Last year, Easterling and her guitarist, Brandon Turner, played the Ukrainian American Cultural Center in Whippany as part of the Splatter Concert Series. Tomorrow night (Aug. 20), the duo will return to the UACC.

“It’s a really neat venue,” says Easterling. “It’s small and intimate. It’s a great place to sit around and tell stories and sing songs. It was cool.”

She laughingly adds that after last year’s show, she and Turner saw that an Indian wedding was being held in another part of the center. They soon found themselves (she asks not to use “crashed”) in the wedding reception.

“Only in America would you have a Ukrainian center with an Indian wedding and my concert at the same time,” she says.

In a larger sense, Easterling appreciates the reception that her roots-rock songs have garnered in the Garden State.

“We love playing in New Jersey,” she says. “It’s a great area for live music and for music fans who want original music. That willingness to support songwriters is so important. I checked my mailing list, and I have more members from New Jersey than from North Carolina.”

Still, Easterling’s southern roots inform many of her songs. Her new CD, “Beguiler,” is filled with country-rock story-songs. One of the most pointed is “Manifest Destiny,” which starts as the tale of Cherokees forcibly removed from their land and draws an analogy with the way governments can seize property for public use.

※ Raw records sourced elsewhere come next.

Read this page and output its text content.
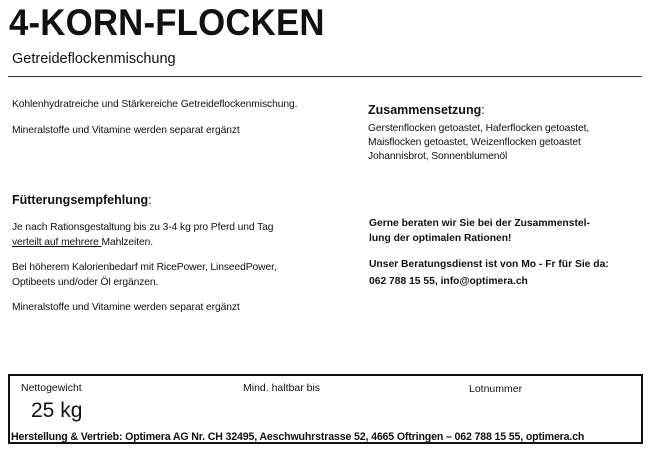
4-KORN-FLOCKEN
Getreideflockenmischung
Kohlenhydratreiche und Stärkereiche Getreideflockenmischung.
Mineralstoffe und Vitamine werden separat ergänzt
Zusammensetzung:
Gerstenflocken getoastet, Haferflocken getoastet,
Maisflocken getoastet, Weizenflocken getoastet
Johannisbrot, Sonnenblumenöl
Fütterungsempfehlung:
Je nach Rationsgestaltung bis zu 3-4 kg pro Pferd und Tag
verteilt auf mehrere Mahlzeiten.
Bei höherem Kalorienbedarf mit RicePower, LinseedPower,
Optibeets und/oder Öl ergänzen.
Mineralstoffe und Vitamine werden separat ergänzt
Gerne beraten wir Sie bei der Zusammenstel-
lung der optimalen Rationen!
Unser Beratungsdienst ist von Mo - Fr für Sie da:
062 788 15 55, info@optimera.ch
Nettogewicht
25 kg
Mind. haltbar bis	Lotnummer
Herstellung & Vertrieb: Optimera AG Nr. CH 32495, Aeschwuhrstrasse 52, 4665 Oftringen – 062 788 15 55, optimera.ch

That song is based on her autobiography. Easterling’s family farm in Greer, S.C. – which dates back to 1791 – was subdivided so a road could go through it. She described the situation in “Blacktop Road,” the title track from her 2009 CD.

“ ‘Manifest Destiny’ could be called ‘Blacktop Road, Part Two,’ ” Easterling says. “I learned that we’re not the first people on this land, and we’re not the first people to be kicked off this land.”

Easterling reports that her family is still holding on to the farm.
Many of her new songs – like the songs from “Blacktop Road” and her 2007 debut, “Earning Her Wings” – spring from personal observations and experiences. But Easterling says that recording “Beguiler” was different from the making of her previous CDs.

“This is the first album I wrote where I had a band,” she says, referring to guitarist Brandon Turner and drummer Jeff Hook. “I put them together to play local shows (in South Carolina), but I realized I had something special in them. So I wrote the songs for them to play.”

Easterling’s forthright lyrics and her musical melding of country, folk and rock have gradually won her a following. Roger McGuinn, the legendary guitarist with the Byrds, has praised her approach as “tradition meets youthful exuberance.” She has also been a finalist at respected festivals in Kerrville, Texas, and Telluride, Colo.

If Easterling has learned anything in her travels, it is the importance of being open to new things.

“You always have to be prepared that your plans might change,” she says. “It’s the combination of being prepared and practiced, as well as being flexible. That’s the kind of thing you pick up from experience.”